I am hearing tick-tock every time I read about Israel and the Palestinian Occupied Territories. I have a foreboding that we are on the precipice of cataclysmic events. Comes now this profile in Jewish Currents of Kahanist Itamar Ben-Gvir to reinforce my jitters. Here’s a peek:

It was, like much of Ben-Gvir’s rhetoric, partially an act of trolling. For the followers of Meir Kahane—the American-born rabbi who became the leader of an armed, far-right theocratic and racist movement in Israel—Ben-Gurion, a secularist and socialist, has long represented not a hero worth emulating, but an ideological foe. Yet Ben-Gvir’s video was also a challenge to the Israeli center and center-left, which has sought to label him as beyond the pale of acceptability. By comparing himself to Ben Gurion, Ben-Gvir asserted that he and his party are not a deviation from Zionism’s founding spirit but its authentic continuation. 

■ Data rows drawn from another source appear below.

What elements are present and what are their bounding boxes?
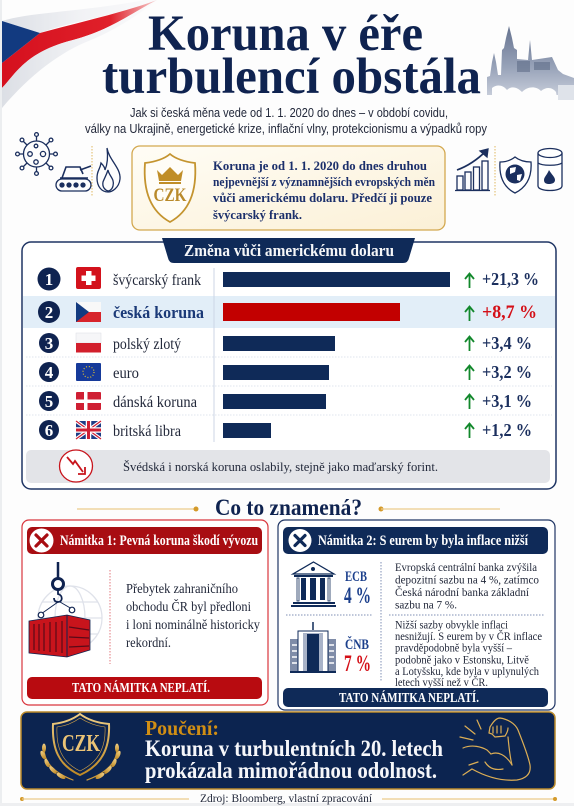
- row 5: Danish krone: [39, 391, 532, 411]
- objection 2 text: inflation: [395, 618, 542, 689]
- row 5: Danish krone: +3,1 %: [482, 391, 532, 411]
- objection 2 text: inflation: nesnižují. S eurem by v ČR inflace: [395, 629, 542, 643]
- objection 1 header: Námitka 1: Pevná koruna škodí vývozu: [60, 533, 258, 549]
- objection 1 text: i loni nominálně historicky: [126, 618, 260, 633]
- icon: oil barrel: [538, 148, 562, 190]
- ECB rate: ECB: [345, 569, 367, 585]
- callout text: Koruna je od 1. 1. 2020 do dnes druhou: [213, 158, 427, 173]
- panel: change against the US dollar: [22, 238, 556, 489]
- icon: Prague castle: [487, 26, 574, 104]
- lesson text: Koruna v turbulentních 20. letech: [145, 736, 443, 761]
- source line: [20, 793, 557, 805]
- objection 2 text: inflation: a Lotyšsku, kde byla v uplynulých: [395, 664, 539, 678]
- panel heading: Změna vůči americkému dolaru: [184, 241, 394, 260]
- objection 1 text: Přebytek zahraničního: [126, 582, 238, 597]
- row 4: euro: 4: [45, 363, 54, 382]
- icon: CZK shield with laurels: [39, 714, 122, 780]
- objection 2 text: rates: depozitní sazbu na 4 %, zatímco: [395, 572, 539, 586]
- objection 2 text: inflation: letech vyšší než v ČR.: [395, 675, 488, 689]
- note: weakened currencies: Švédská i norská koruna oslabily, stejně jako maďarský forint.: [123, 459, 438, 474]
- icon: tank: [56, 166, 91, 191]
- subtitle: [85, 106, 488, 136]
- icon: Polish flag: [76, 333, 101, 352]
- row 5: Danish krone: 5: [45, 392, 53, 411]
- icon: falling arrow: [60, 450, 92, 482]
- panel: lesson: [21, 712, 555, 789]
- objection 1 text: [126, 582, 260, 651]
- objection 2 header: Námitka 2: S eurem by byla inflace nižší: [318, 533, 529, 549]
- row 6: British pound: [39, 420, 532, 440]
- objection 2 text: inflation: pravděpodobně byla vyšší –: [395, 640, 513, 654]
- objection 2 header: [283, 527, 548, 554]
- callout text: vůči americkému dolaru. Předčí ji pouze: [213, 190, 432, 205]
- heading: what it means: [77, 495, 500, 520]
- row 1: Swiss franc: švýcarský frank: [113, 272, 201, 289]
- callout: key message: [132, 146, 445, 230]
- ECB rate: 4 %: [344, 583, 371, 608]
- row 3: Polish zloty: polský zlotý: [113, 336, 181, 353]
- objection 2 text: rates: [395, 560, 539, 612]
- lesson text: prokázala mimořádnou odolnost.: [145, 758, 437, 783]
- row 6: British pound: 6: [45, 421, 53, 440]
- row 5: Danish krone: dánská koruna: [113, 394, 197, 411]
- icon: EU flag: [76, 363, 101, 381]
- title: [102, 6, 481, 105]
- icon: Swiss flag: [76, 267, 101, 289]
- icon: CZK shield: CZK: [154, 185, 187, 206]
- panel heading: [162, 238, 415, 263]
- CNB rate: 7 %: [344, 651, 371, 676]
- icon: container on crane over globe: [29, 562, 102, 657]
- row 3: Polish zloty: +3,4 %: [482, 333, 532, 353]
- callout text: [213, 158, 436, 222]
- objection 1 verdict: [27, 677, 262, 699]
- objection 1 text: obchodu ČR byl předloni: [126, 598, 251, 615]
- row 2: Czech koruna: česká koruna: [113, 303, 204, 322]
- title: Koruna v éře: [148, 6, 423, 62]
- panel: objection 2: [278, 520, 555, 710]
- icon: ECB temple: [291, 562, 336, 607]
- heading: what it means: Co to znamená?: [215, 495, 362, 520]
- objection 2 verdict: TATO NÁMITKA NEPLATÍ.: [339, 690, 479, 705]
- objection 1 text: rekordní.: [126, 636, 171, 651]
- icon: virus: [16, 133, 57, 175]
- lesson text: Poučení:: [145, 716, 219, 740]
- objection 2 text: rates: sazbu na 7 %.: [395, 598, 457, 612]
- row 2: Czech koruna: [38, 301, 537, 323]
- row 3: Polish zloty: 3: [45, 334, 53, 353]
- row 1: Swiss franc: 1: [45, 270, 53, 289]
- row 4: euro: [39, 362, 532, 382]
- subtitle: války na Ukrajině, energetické krize, inflační vlny, protekcionismu a výpadků ropy: [85, 122, 488, 136]
- source line: Zdroj: Bloomberg, vlastní zpracování: [200, 793, 373, 805]
- icon: growth chart: [455, 149, 490, 190]
- icon: CNB building: [290, 622, 336, 673]
- objection 2 verdict: [283, 688, 548, 707]
- icon: Czech flag ribbon: [2, 0, 157, 108]
- callout text: nejpevnější z významnějších evropských měn: [213, 174, 436, 189]
- icon: flexed arm: [460, 718, 530, 780]
- panel: objection 1: [22, 520, 268, 705]
- lesson text: [145, 716, 443, 783]
- objection 1 header: [27, 527, 262, 554]
- objection 2 text: inflation: Nižší sazby obvykle inflaci: [395, 618, 509, 632]
- row 2: Czech koruna: +8,7 %: [482, 302, 537, 323]
- row 3: Polish zloty: [39, 333, 532, 353]
- icon: CZK shield with laurels: CZK: [62, 731, 100, 757]
- ECB rate: [291, 562, 371, 608]
- icon: globe shield: [500, 157, 531, 193]
- icon: Danish flag: [76, 392, 101, 410]
- row 4: euro: euro: [113, 365, 139, 382]
- subtitle: Jak si česká měna vede od 1. 1. 2020 do dnes – v období covidu,: [130, 106, 448, 120]
- icon: UK flag: [76, 421, 101, 439]
- row 2: Czech koruna: 2: [45, 303, 53, 322]
- objection 2 text: rates: Evropská centrální banka zvýšila: [395, 560, 538, 574]
- CNB rate: ČNB: [345, 636, 369, 653]
- row 6: British pound: +1,2 %: [482, 420, 532, 440]
- row 4: euro: +3,2 %: [482, 362, 532, 382]
- objection 2 text: inflation: podobně jako v Estonsku, Litvě: [395, 652, 529, 666]
- icon: Czech flag: [76, 302, 101, 322]
- callout text: švýcarský frank.: [213, 207, 302, 222]
- icon: flame: [97, 148, 120, 192]
- icon: CZK shield: [145, 154, 195, 222]
- row 1: Swiss franc: +21,3 %: [482, 269, 539, 289]
- objection 2 text: rates: Česká národní banka základní: [395, 585, 530, 599]
- note: weakened currencies: [26, 450, 550, 483]
- objection 1 verdict: TATO NÁMITKA NEPLATÍ.: [72, 680, 210, 695]
- title: turbulencí obstála: [102, 49, 481, 105]
- row 6: British pound: britská libra: [113, 423, 181, 440]
- row 1: Swiss franc: [38, 267, 539, 290]
- CNB rate: [290, 622, 371, 676]
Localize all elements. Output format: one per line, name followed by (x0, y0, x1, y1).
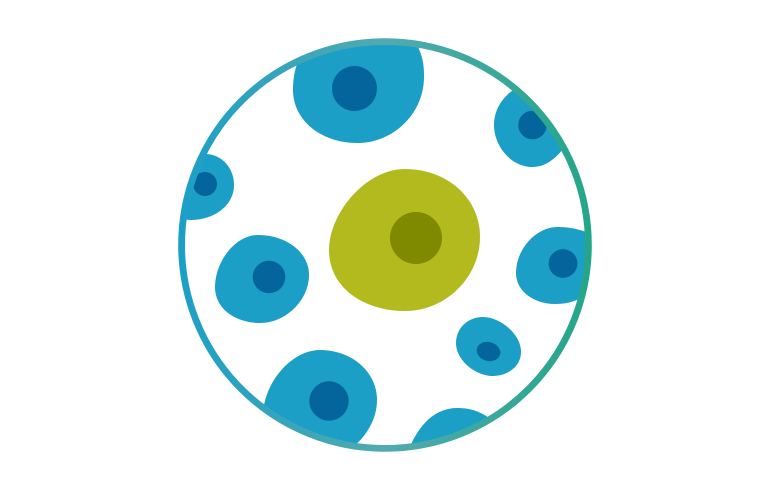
circular boundary ring (182, 42, 588, 448)
cells clipped to the circle (186, 45, 585, 444)
cell: bottom left blue (264, 350, 377, 450)
cell: left blue (186, 154, 234, 220)
cell: top blue (293, 45, 424, 143)
cell: central yellow-green (329, 169, 480, 311)
diagram: cells inside circular boundary (178, 38, 592, 452)
cell: small oval blue (456, 317, 521, 376)
cell: top right blue (494, 90, 562, 167)
cell: right blue (516, 227, 585, 304)
cell: bottom blue (412, 408, 488, 444)
cell: mid left blue (215, 235, 309, 323)
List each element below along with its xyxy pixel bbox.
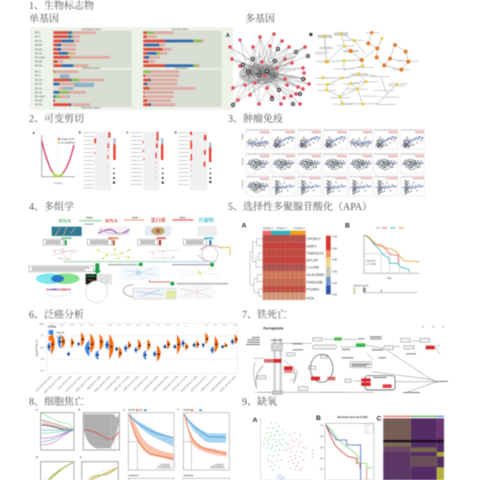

Very soon now, Israel and Lebanon will be co-signatories to a maritime deal. Israel is very keen on it in order to start cashing in on the gas reserves. Lebanon is even keener because therein, it thinks, lies not only new treasures to thieve but the door to yet another miraculous escape. Most Lebanese forget that their country was once at the nexus of the Arab world’s rising oil economy. In fact, the 20th century’s good times were largely due to this link. In Synaps, Zachary Davis Cuyler revisits this “golden age” and warns of the pitfalls. It’s a fascinating read:

Yet that golden age also laid the foundations of Lebanon’s ongoing collapse, fueling an economy built on speculation, rent extraction, and import-based consumerism. This moment left plenty of physical traces: from a deeply rooted car culture to the rusting refinery north of Tripoli, through to the corporate headquarters that still stand amid Hamra’s darkened skyline.